The LASER on-a-rail Experiment
 
 

 

 

 
 

 

First set-up (fixed laser)

A target sits on a rail 1Km from a laser that’s fixed at the FAR end of the rail. The laser fires a pulse that takes a fixed time ‘t’ to reach the target.

Now the target is placed close to the laser then sent at high speed away from the laser. At the precise instant the target passes that same 1Km point, the laser again fires a pulse at the now receding target.

This time, when the pulses reaches the 1Km point, the target will no longer be there. Instead the target will detect the pulse at t + ‘x’ … moreover, when the pulse is detected by the receding target it will be stretched, as too will the wavelength of the light of the pulse. The speed of that light, though, as measured at the target as the pulse passes, will remain at ‘c’, as ever.

 

Second set-up (fixed target)

A laser sits on a rail 1Km from a target that’s fixed at the FAR end of the rail. The laser fires a pulse that takes a fixed time ‘t’ to reach the target (as before).

Now the laser is placed close to the target then sent at high speed away from the target. At the precise instant the laser passes that same 1Km point, the laser again fires a pulse back towards the target.

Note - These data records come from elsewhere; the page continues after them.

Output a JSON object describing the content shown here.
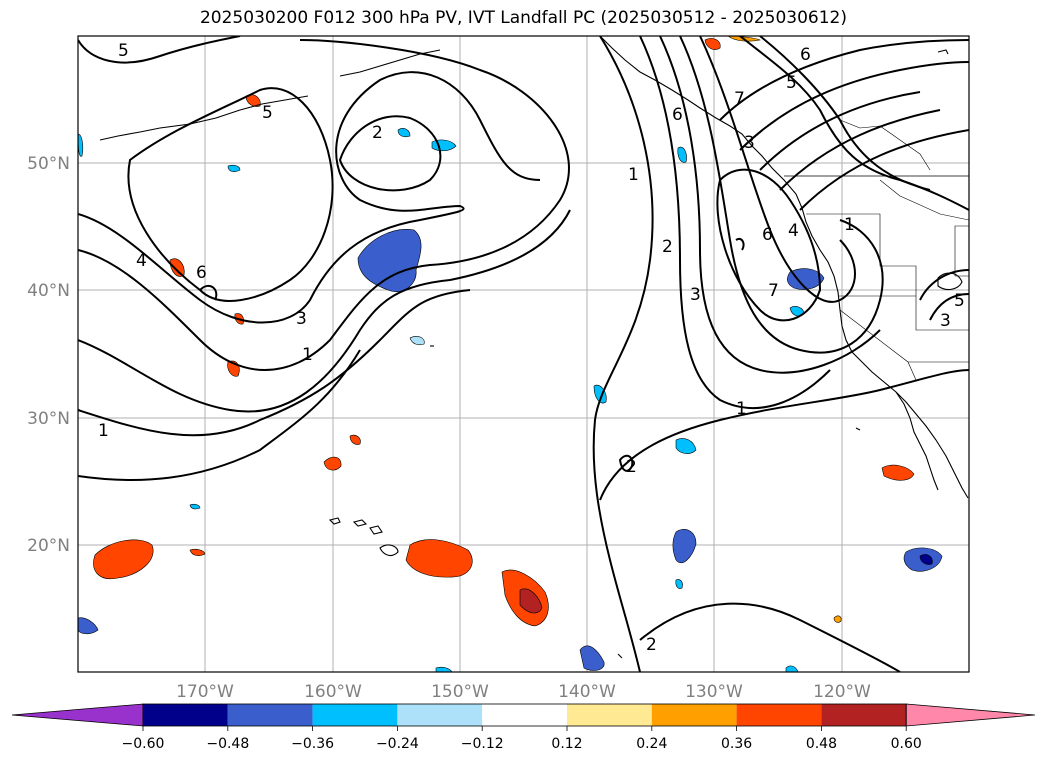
{
  "title": "2025030200 F012 300 hPa PV, IVT Landfall PC (2025030512 - 2025030612)",
  "lat_labels": [
    "50°N",
    "40°N",
    "30°N",
    "20°N"
  ],
  "lon_labels": [
    "170°W",
    "160°W",
    "150°W",
    "140°W",
    "130°W",
    "120°W"
  ],
  "colorbar": {
    "ticks": [
      "−0.60",
      "−0.48",
      "−0.36",
      "−0.24",
      "−0.12",
      "0.12",
      "0.24",
      "0.36",
      "0.48",
      "0.60"
    ],
    "colors": [
      "#9932CC",
      "#00008B",
      "#3A5FCD",
      "#00BFFF",
      "#ADE1FA",
      "#FFFFFF",
      "#FFE992",
      "#FFA000",
      "#FF4500",
      "#B22222",
      "#FF88AA"
    ]
  },
  "contour_labels": [
    "5",
    "5",
    "2",
    "1",
    "2",
    "3",
    "6",
    "7",
    "6",
    "4",
    "3",
    "1",
    "4",
    "6",
    "3",
    "1",
    "1",
    "2",
    "2",
    "1",
    "7",
    "5",
    "6",
    "3",
    "5"
  ]
}
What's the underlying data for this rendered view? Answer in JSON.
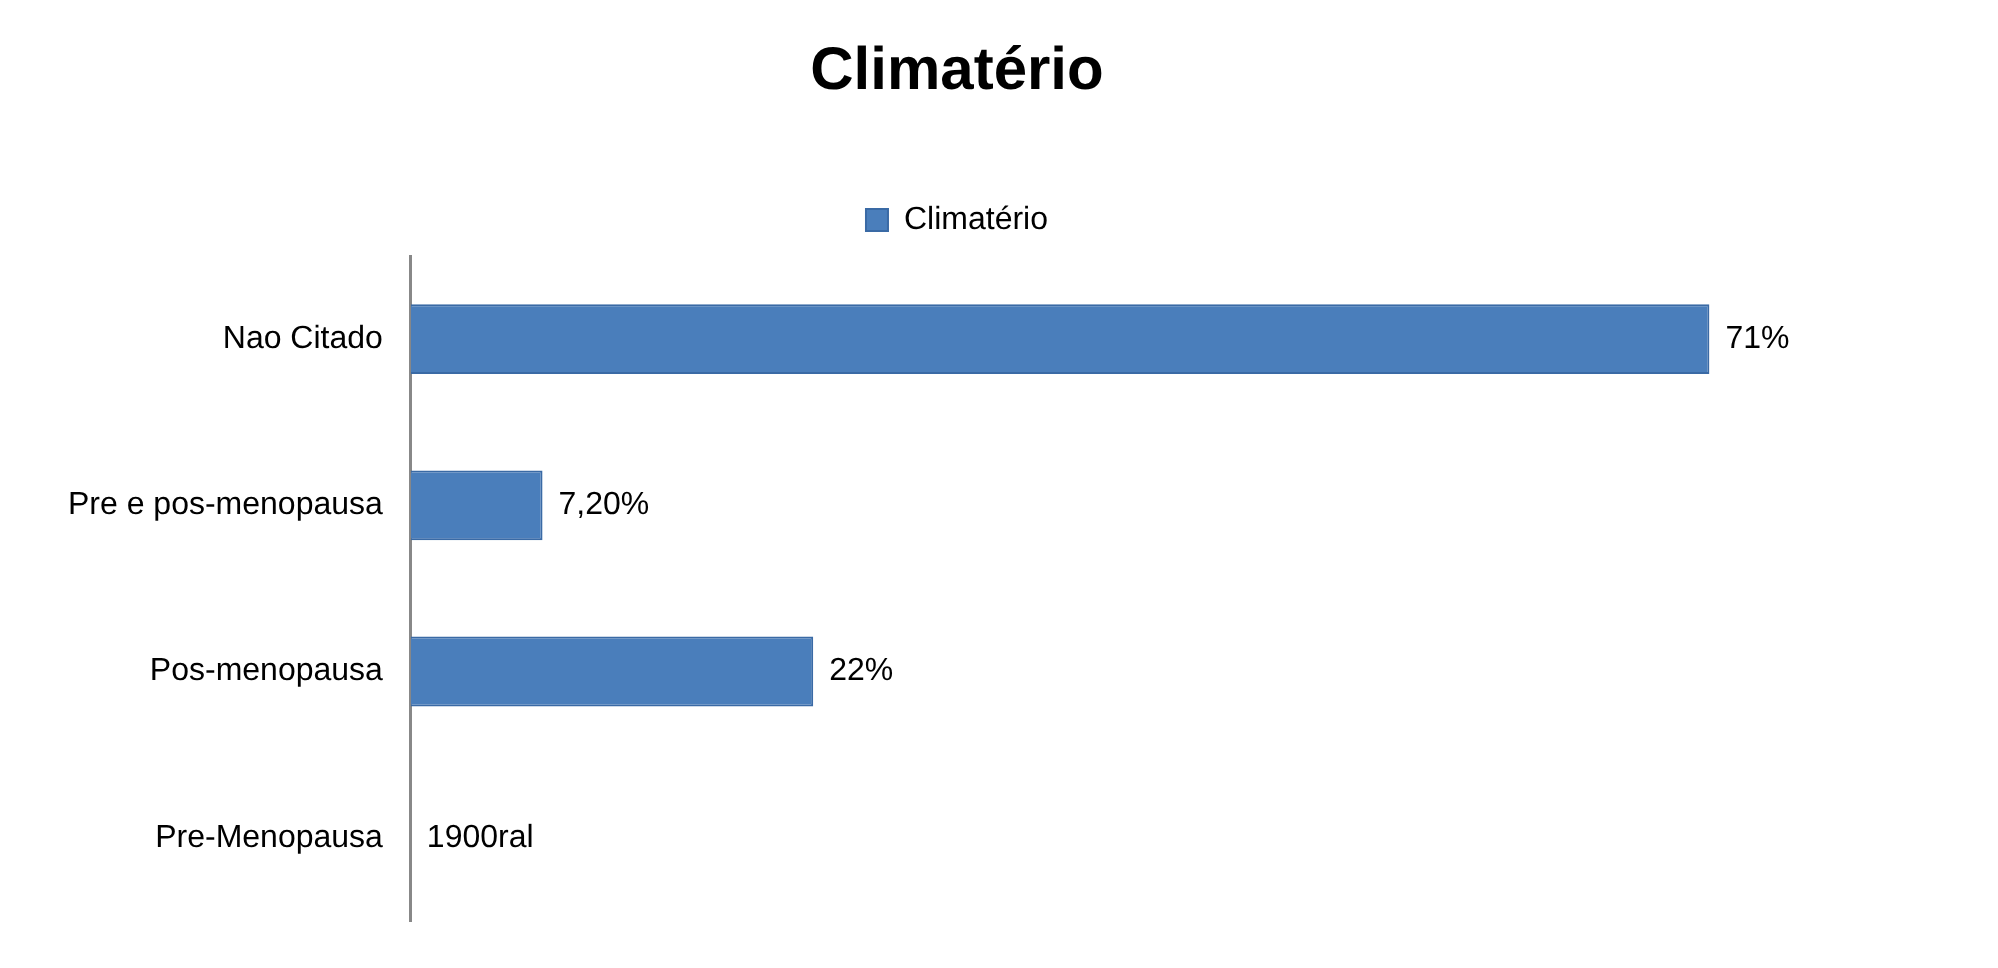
{
  "chart_data": {
    "type": "bar",
    "orientation": "horizontal",
    "title": "Climatério",
    "categories": [
      "Nao Citado",
      "Pre e pos-menopausa",
      "Pos-menopausa",
      "Pre-Menopausa"
    ],
    "series": [
      {
        "name": "Climatério",
        "color": "#4a7ebb",
        "values": [
          71,
          7.2,
          22,
          null
        ],
        "value_labels": [
          "71%",
          "7,20%",
          "22%",
          "1900ral"
        ]
      }
    ],
    "legend": "top",
    "tick_labels": "y"
  }
}
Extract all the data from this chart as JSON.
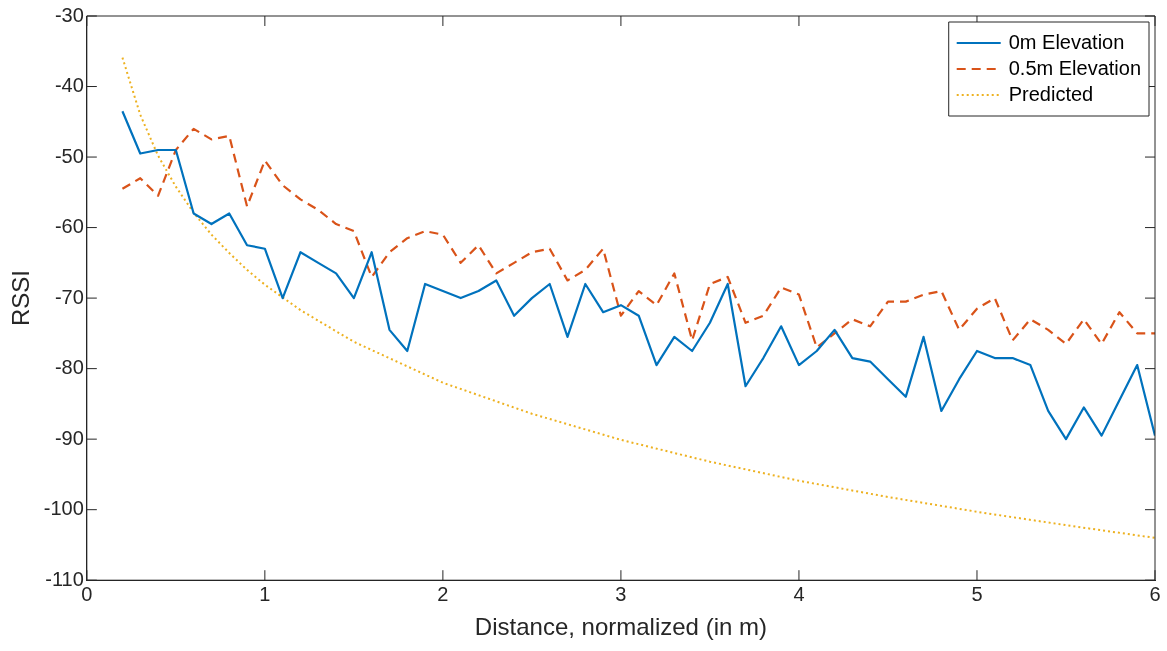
{
  "chart_data": {
    "type": "line",
    "xlabel": "Distance, normalized (in m)",
    "ylabel": "RSSI",
    "xlim": [
      0,
      6
    ],
    "xticks": [
      0,
      1,
      2,
      3,
      4,
      5,
      6
    ],
    "ylim": [
      -110,
      -30
    ],
    "yticks": [
      -110,
      -100,
      -90,
      -80,
      -70,
      -60,
      -50,
      -40,
      -30
    ],
    "grid": false,
    "legend": "top right",
    "marker": "none",
    "x": [
      0.2,
      0.3,
      0.4,
      0.5,
      0.6,
      0.7,
      0.8,
      0.9,
      1.0,
      1.1,
      1.2,
      1.3,
      1.4,
      1.5,
      1.6,
      1.7,
      1.8,
      1.9,
      2.0,
      2.1,
      2.2,
      2.3,
      2.4,
      2.5,
      2.6,
      2.7,
      2.8,
      2.9,
      3.0,
      3.1,
      3.2,
      3.3,
      3.4,
      3.5,
      3.6,
      3.7,
      3.8,
      3.9,
      4.0,
      4.1,
      4.2,
      4.3,
      4.4,
      4.5,
      4.6,
      4.7,
      4.8,
      4.9,
      5.0,
      5.1,
      5.2,
      5.3,
      5.4,
      5.5,
      5.6,
      5.7,
      5.8,
      5.9,
      6.0
    ],
    "series": [
      {
        "name": "0m Elevation",
        "color": "#0072bd",
        "line_style": "solid",
        "values": [
          -43.5,
          -49.5,
          -49,
          -49,
          -58,
          -59.5,
          -58,
          -62.5,
          -63,
          -70,
          -63.5,
          -65,
          -66.5,
          -70,
          -63.5,
          -74.5,
          -77.5,
          -68,
          -69,
          -70,
          -69,
          -67.5,
          -72.5,
          -70,
          -68,
          -75.5,
          -68,
          -72,
          -71,
          -72.5,
          -79.5,
          -75.5,
          -77.5,
          -73.5,
          -68,
          -82.5,
          -78.5,
          -74,
          -79.5,
          -77.5,
          -74.5,
          -78.5,
          -79,
          -81.5,
          -84,
          -75.5,
          -86,
          -81.5,
          -77.5,
          -78.5,
          -78.5,
          -79.5,
          -86,
          -90,
          -85.5,
          -89.5,
          -84.5,
          -79.5,
          -89.5
        ]
      },
      {
        "name": "0.5m Elevation",
        "color": "#d95319",
        "line_style": "dashed",
        "values": [
          -54.5,
          -53,
          -55.5,
          -49,
          -46,
          -47.5,
          -47,
          -57,
          -50.5,
          -54,
          -56,
          -57.5,
          -59.5,
          -60.5,
          -67,
          -63.5,
          -61.5,
          -60.5,
          -61,
          -65,
          -62.5,
          -66.5,
          -65,
          -63.5,
          -63,
          -67.5,
          -66,
          -63,
          -72.5,
          -69,
          -71,
          -66.5,
          -76,
          -68,
          -67,
          -73.5,
          -72.5,
          -68.5,
          -69.5,
          -77,
          -75,
          -73,
          -74,
          -70.5,
          -70.5,
          -69.5,
          -69,
          -74.5,
          -71.5,
          -70,
          -76,
          -73,
          -74.5,
          -76.5,
          -73,
          -76.5,
          -72,
          -75,
          -75
        ]
      },
      {
        "name": "Predicted",
        "color": "#edb120",
        "line_style": "dotted",
        "x": [
          0.2,
          0.3,
          0.4,
          0.5,
          0.6,
          0.7,
          0.8,
          0.9,
          1.0,
          1.2,
          1.5,
          2.0,
          2.5,
          3.0,
          3.5,
          4.0,
          4.5,
          5.0,
          5.5,
          6.0
        ],
        "values": [
          -35.9,
          -44.0,
          -49.8,
          -54.2,
          -57.9,
          -61.0,
          -63.6,
          -66.0,
          -68.1,
          -71.7,
          -76.2,
          -82.0,
          -86.4,
          -90.1,
          -93.2,
          -95.9,
          -98.2,
          -100.3,
          -102.2,
          -104.0
        ]
      }
    ]
  }
}
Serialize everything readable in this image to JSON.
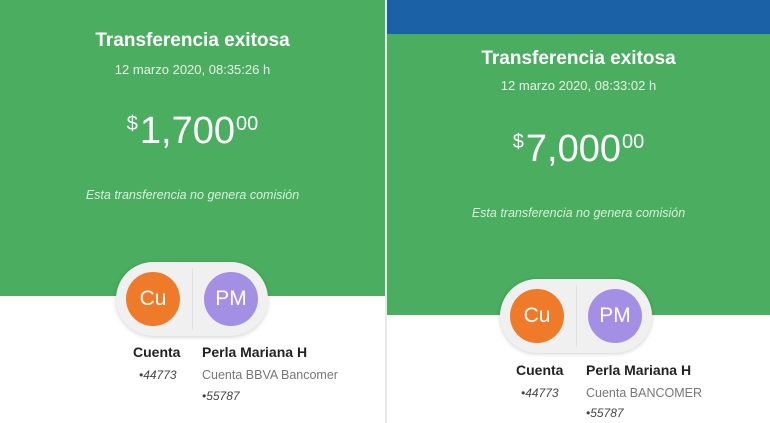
{
  "colors": {
    "green": "#4aad5f",
    "blue_bar": "#1a61a6",
    "origin_circle": "#ef7a2a",
    "dest_circle": "#a38fe4"
  },
  "receipts": [
    {
      "title": "Transferencia exitosa",
      "date": "12 marzo 2020, 08:35:26 h",
      "amount": {
        "currency": "$",
        "whole": "1,700",
        "cents": "00"
      },
      "note": "Esta transferencia no genera comisión",
      "origin": {
        "initials": "Cu",
        "name": "Cuenta",
        "number": "•44773"
      },
      "destination": {
        "initials": "PM",
        "name": "Perla Mariana H",
        "bank": "Cuenta BBVA Bancomer",
        "number": "•55787"
      }
    },
    {
      "title": "Transferencia exitosa",
      "date": "12 marzo 2020, 08:33:02 h",
      "amount": {
        "currency": "$",
        "whole": "7,000",
        "cents": "00"
      },
      "note": "Esta transferencia no genera comisión",
      "origin": {
        "initials": "Cu",
        "name": "Cuenta",
        "number": "•44773"
      },
      "destination": {
        "initials": "PM",
        "name": "Perla Mariana H",
        "bank": "Cuenta BANCOMER",
        "number": "•55787"
      }
    }
  ]
}
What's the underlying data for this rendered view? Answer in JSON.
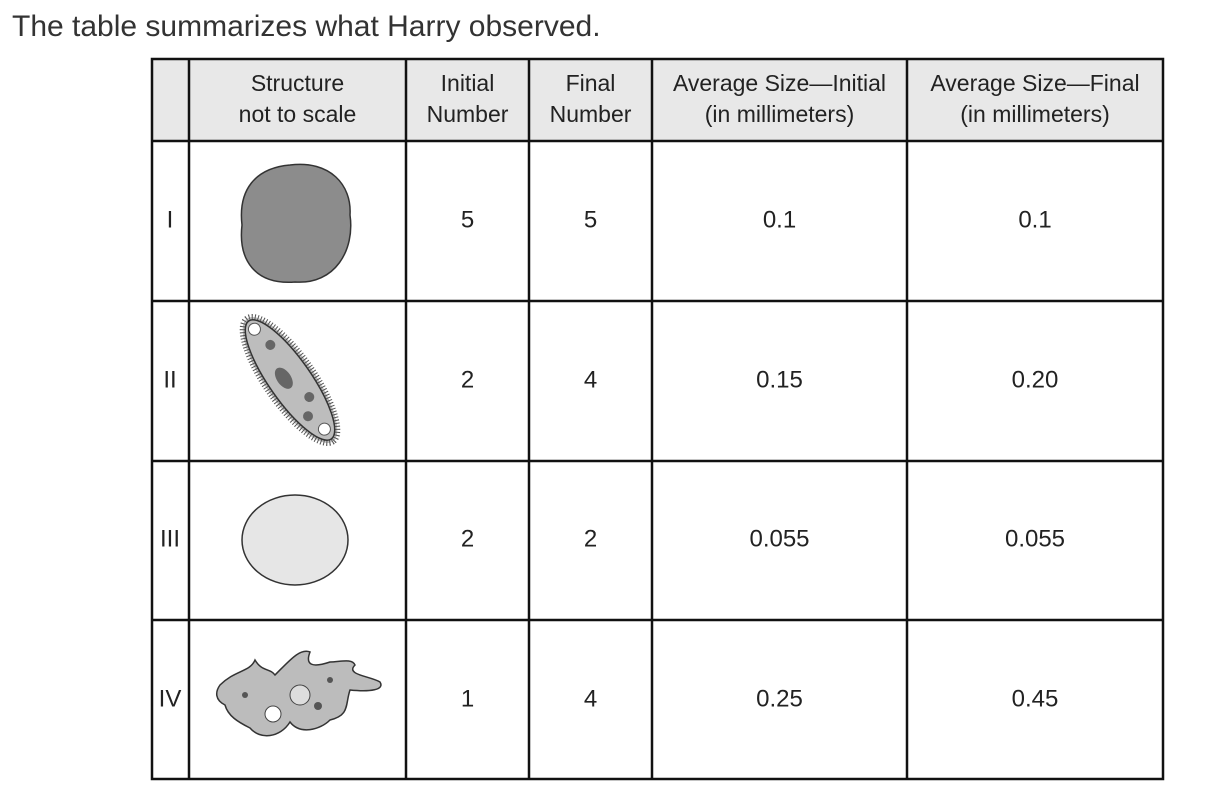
{
  "intro": "The table summarizes what Harry observed.",
  "table": {
    "header": [
      [
        "Structure",
        "not to scale"
      ],
      [
        "Initial",
        "Number"
      ],
      [
        "Final",
        "Number"
      ],
      [
        "Average Size—Initial",
        "(in millimeters)"
      ],
      [
        "Average Size—Final",
        "(in millimeters)"
      ]
    ],
    "rows": [
      {
        "label": "I",
        "cells": [
          "5",
          "5",
          "0.1",
          "0.1"
        ]
      },
      {
        "label": "II",
        "cells": [
          "2",
          "4",
          "0.15",
          "0.20"
        ]
      },
      {
        "label": "III",
        "cells": [
          "2",
          "2",
          "0.055",
          "0.055"
        ]
      },
      {
        "label": "IV",
        "cells": [
          "1",
          "4",
          "0.25",
          "0.45"
        ]
      }
    ]
  }
}
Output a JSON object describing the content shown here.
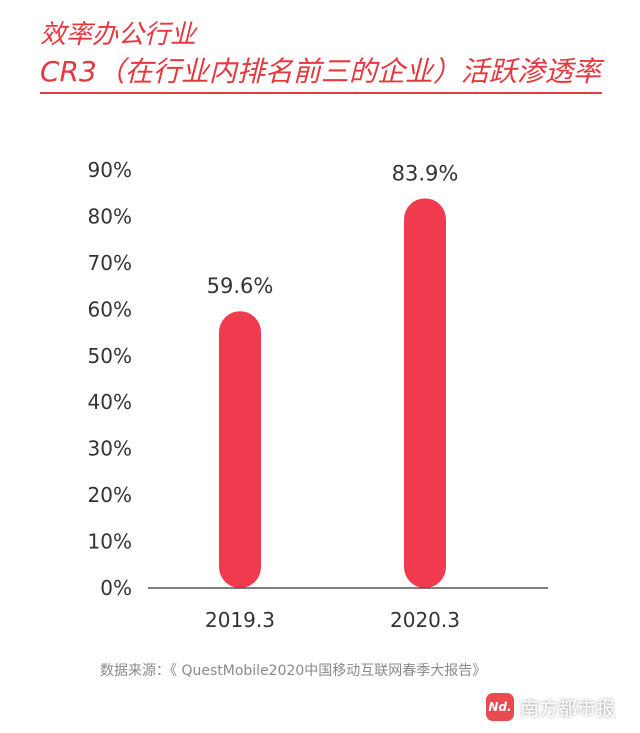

This time, when the pulse reaches the fixed target, conventional theory predicts that, as when both are fixed, ONLY time ‘t’ will have elapsed (NOT t + ‘x’)…. yet the pulse will be stretched, as too will the wavelength of the light of the pulse, exactly as when the target was receding. The speed of that light passing, as measured at the target, will again remain at ‘c’, of course. 

 

Now here’s the question: What's the difference between a receding laser and a receding target? Why should the outcome be different when these two objects move away from each other depending on which one we consider fixed and which moving? Is ‘conventional theory’ wrong?